During Sabbath lunch, I got to chat with Manuela Fankhauser, a full time missionary with VIDA from Switzerland. She’s in charge of the bilingual kindergarten there, named Campos Blancos. I told her that I had engineering background and she told me that there were a lot of engineers in VIDA, including Jose and Monica. I, being biased, got excited.
Since we arrived early at the La Ermita church, I got to talk with both of them before the evening meeting. Jose studied industrial engineering. I asked if he found engineering useful in ministry and he said yes, since it involved a lot of management.

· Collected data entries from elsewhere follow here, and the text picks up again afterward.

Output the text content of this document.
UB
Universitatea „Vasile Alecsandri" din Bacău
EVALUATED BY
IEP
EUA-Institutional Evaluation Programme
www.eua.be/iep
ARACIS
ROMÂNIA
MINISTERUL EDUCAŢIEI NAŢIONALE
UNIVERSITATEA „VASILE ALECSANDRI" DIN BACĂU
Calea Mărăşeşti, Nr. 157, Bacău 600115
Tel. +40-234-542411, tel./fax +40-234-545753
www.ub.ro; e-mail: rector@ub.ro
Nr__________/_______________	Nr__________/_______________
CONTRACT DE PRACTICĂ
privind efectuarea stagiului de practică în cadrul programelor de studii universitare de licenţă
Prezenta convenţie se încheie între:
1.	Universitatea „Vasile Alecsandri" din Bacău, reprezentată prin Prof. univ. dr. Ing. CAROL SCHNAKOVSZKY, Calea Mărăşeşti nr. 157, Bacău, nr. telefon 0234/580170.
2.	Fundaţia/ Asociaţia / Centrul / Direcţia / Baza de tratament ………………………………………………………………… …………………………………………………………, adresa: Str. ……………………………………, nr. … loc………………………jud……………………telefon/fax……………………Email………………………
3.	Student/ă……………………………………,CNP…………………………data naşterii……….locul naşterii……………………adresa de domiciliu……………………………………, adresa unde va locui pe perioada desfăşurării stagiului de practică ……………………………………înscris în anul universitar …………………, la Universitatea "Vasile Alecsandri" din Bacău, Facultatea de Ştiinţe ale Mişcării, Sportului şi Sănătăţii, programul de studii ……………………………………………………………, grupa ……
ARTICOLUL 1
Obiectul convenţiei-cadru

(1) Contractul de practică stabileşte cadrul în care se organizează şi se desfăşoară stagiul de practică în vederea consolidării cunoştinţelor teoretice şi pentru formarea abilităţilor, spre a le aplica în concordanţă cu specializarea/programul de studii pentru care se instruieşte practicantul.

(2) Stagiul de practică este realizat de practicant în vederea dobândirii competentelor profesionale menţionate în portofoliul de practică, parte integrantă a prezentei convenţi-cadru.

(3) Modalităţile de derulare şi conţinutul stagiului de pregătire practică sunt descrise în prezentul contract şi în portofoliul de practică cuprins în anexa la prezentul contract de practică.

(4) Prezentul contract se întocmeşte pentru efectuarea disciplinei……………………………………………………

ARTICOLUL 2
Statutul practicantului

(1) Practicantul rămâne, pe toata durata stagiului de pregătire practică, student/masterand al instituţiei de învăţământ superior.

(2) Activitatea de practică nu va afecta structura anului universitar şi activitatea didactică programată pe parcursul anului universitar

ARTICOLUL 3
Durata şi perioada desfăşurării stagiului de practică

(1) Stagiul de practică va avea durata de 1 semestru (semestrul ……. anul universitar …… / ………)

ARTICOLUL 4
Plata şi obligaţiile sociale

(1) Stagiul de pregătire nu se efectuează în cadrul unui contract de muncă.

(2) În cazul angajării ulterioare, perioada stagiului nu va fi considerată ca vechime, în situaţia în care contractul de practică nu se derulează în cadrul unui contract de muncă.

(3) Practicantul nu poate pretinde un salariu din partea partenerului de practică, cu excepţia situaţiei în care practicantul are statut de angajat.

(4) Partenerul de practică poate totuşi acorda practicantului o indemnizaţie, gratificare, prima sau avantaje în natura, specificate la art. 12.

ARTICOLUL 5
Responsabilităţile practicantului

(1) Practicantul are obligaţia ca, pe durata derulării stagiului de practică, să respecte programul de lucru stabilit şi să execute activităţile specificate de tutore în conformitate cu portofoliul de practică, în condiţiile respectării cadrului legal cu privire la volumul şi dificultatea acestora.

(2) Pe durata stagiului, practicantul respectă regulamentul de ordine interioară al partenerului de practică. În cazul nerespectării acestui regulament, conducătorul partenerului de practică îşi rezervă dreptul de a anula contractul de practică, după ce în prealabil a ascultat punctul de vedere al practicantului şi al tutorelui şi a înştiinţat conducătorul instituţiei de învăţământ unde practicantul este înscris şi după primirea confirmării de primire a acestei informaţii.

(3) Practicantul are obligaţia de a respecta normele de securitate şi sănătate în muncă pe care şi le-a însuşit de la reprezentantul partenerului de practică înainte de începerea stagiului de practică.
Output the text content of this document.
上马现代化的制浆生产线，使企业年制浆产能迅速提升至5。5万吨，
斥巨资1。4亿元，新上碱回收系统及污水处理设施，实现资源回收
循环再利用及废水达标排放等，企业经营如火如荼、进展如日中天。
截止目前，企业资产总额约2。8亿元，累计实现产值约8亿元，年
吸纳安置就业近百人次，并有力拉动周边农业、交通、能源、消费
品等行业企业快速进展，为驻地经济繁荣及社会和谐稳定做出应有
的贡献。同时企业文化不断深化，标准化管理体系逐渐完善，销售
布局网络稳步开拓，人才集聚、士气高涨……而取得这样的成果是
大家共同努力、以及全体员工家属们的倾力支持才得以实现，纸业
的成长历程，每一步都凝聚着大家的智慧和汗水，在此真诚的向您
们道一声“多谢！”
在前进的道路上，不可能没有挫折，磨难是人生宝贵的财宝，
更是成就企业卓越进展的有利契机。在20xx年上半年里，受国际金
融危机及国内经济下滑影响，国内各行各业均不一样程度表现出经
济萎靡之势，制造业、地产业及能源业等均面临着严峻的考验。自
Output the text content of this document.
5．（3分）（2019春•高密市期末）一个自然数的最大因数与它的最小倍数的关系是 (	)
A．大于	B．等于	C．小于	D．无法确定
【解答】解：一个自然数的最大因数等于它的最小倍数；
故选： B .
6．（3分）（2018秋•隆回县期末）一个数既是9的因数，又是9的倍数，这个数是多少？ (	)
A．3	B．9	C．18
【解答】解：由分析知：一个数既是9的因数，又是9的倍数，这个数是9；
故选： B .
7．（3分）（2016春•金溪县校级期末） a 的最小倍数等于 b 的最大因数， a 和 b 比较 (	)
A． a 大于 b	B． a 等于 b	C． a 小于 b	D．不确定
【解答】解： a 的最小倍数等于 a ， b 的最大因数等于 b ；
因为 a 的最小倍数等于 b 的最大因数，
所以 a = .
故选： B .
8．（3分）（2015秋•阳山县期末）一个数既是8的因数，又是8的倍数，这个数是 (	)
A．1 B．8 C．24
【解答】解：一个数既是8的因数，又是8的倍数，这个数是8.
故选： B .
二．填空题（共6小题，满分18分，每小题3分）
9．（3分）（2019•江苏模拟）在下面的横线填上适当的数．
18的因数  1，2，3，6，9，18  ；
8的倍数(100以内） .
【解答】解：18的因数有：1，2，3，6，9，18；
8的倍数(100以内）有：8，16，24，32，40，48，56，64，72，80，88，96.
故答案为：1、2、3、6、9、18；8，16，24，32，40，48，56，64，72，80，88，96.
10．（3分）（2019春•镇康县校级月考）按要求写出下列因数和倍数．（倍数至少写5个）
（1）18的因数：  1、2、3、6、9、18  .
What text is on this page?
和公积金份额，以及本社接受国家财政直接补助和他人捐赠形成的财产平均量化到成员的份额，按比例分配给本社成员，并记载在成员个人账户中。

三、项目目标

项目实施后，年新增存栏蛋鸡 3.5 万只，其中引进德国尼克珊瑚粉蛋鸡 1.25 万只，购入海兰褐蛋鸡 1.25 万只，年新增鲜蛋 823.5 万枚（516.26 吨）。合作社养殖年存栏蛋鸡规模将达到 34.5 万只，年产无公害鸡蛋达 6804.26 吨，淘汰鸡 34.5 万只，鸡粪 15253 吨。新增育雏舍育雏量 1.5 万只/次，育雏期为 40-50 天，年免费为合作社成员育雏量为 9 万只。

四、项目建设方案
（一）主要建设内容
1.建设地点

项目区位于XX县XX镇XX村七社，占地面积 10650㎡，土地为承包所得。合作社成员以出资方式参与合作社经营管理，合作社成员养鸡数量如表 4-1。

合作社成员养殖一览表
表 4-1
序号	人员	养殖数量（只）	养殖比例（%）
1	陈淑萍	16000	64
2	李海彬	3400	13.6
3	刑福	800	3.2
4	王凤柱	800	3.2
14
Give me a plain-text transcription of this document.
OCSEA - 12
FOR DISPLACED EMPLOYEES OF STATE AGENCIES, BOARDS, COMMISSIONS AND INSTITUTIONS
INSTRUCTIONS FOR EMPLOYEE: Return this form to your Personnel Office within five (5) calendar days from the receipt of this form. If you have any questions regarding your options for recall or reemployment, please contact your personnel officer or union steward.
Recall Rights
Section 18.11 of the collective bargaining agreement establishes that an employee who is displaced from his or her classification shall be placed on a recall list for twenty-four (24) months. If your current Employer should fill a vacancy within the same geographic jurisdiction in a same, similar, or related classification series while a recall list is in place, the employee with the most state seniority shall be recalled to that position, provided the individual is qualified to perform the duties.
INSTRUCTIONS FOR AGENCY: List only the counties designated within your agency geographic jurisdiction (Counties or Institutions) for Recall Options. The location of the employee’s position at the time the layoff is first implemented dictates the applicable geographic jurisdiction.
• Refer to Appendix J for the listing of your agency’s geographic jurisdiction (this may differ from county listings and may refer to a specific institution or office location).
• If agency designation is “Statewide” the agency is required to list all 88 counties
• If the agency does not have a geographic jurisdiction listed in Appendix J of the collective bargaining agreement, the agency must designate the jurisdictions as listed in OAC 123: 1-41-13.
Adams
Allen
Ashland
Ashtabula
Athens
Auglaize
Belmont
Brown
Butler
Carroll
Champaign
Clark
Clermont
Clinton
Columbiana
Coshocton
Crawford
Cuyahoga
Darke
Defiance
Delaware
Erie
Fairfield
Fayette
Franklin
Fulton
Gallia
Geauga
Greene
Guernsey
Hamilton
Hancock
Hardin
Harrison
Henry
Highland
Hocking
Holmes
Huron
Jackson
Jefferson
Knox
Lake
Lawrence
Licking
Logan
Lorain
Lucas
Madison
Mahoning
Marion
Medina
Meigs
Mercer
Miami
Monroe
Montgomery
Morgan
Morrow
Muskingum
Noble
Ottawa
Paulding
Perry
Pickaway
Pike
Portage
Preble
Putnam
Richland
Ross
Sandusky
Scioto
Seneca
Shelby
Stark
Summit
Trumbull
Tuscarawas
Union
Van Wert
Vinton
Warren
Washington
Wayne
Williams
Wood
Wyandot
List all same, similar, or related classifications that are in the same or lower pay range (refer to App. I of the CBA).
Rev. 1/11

Monica Muy also studied industrial engineering. She is a beautiful young woman whose smile and energy are contagious. She works with the not-so-small groups at the La Ermita church. She used to work at ExxonMobil in Guatemala and was ascending the corporate ladder. In fact, she did very well that they would still take her back. But when the call to ministry came, she left that world behind and moved forward in faith. She spent a year with David Gates’ ministry in the Bolivian Amazon. Through a series of providential events, she ended up this year with VIDA.
I asked her how her previous experiences affected her ministry now. She said that no experience was wasted with God and she could use the skills she had gained for God’s work. And now that they were trying to establish an industry for VIDA to be fully self-supporting, she was excited to apply her engineering knowledge to help establish a tamarind juice plant.
“When I think of industry, I think of food.”
VIDA Internacional is a pretty awesome organization. Check out their YouTube channel too. God has been providing them with properties via miracles after miracles, including a tamarind plantation whose harvest is of interest to commercial companies in Honduras. They want to build a jugo de tamarindo plant, which will make them a fully self-supporting ministry.
Establishing an industry for God’s work. I just love that concept. And yes, engineers can be missionaries too.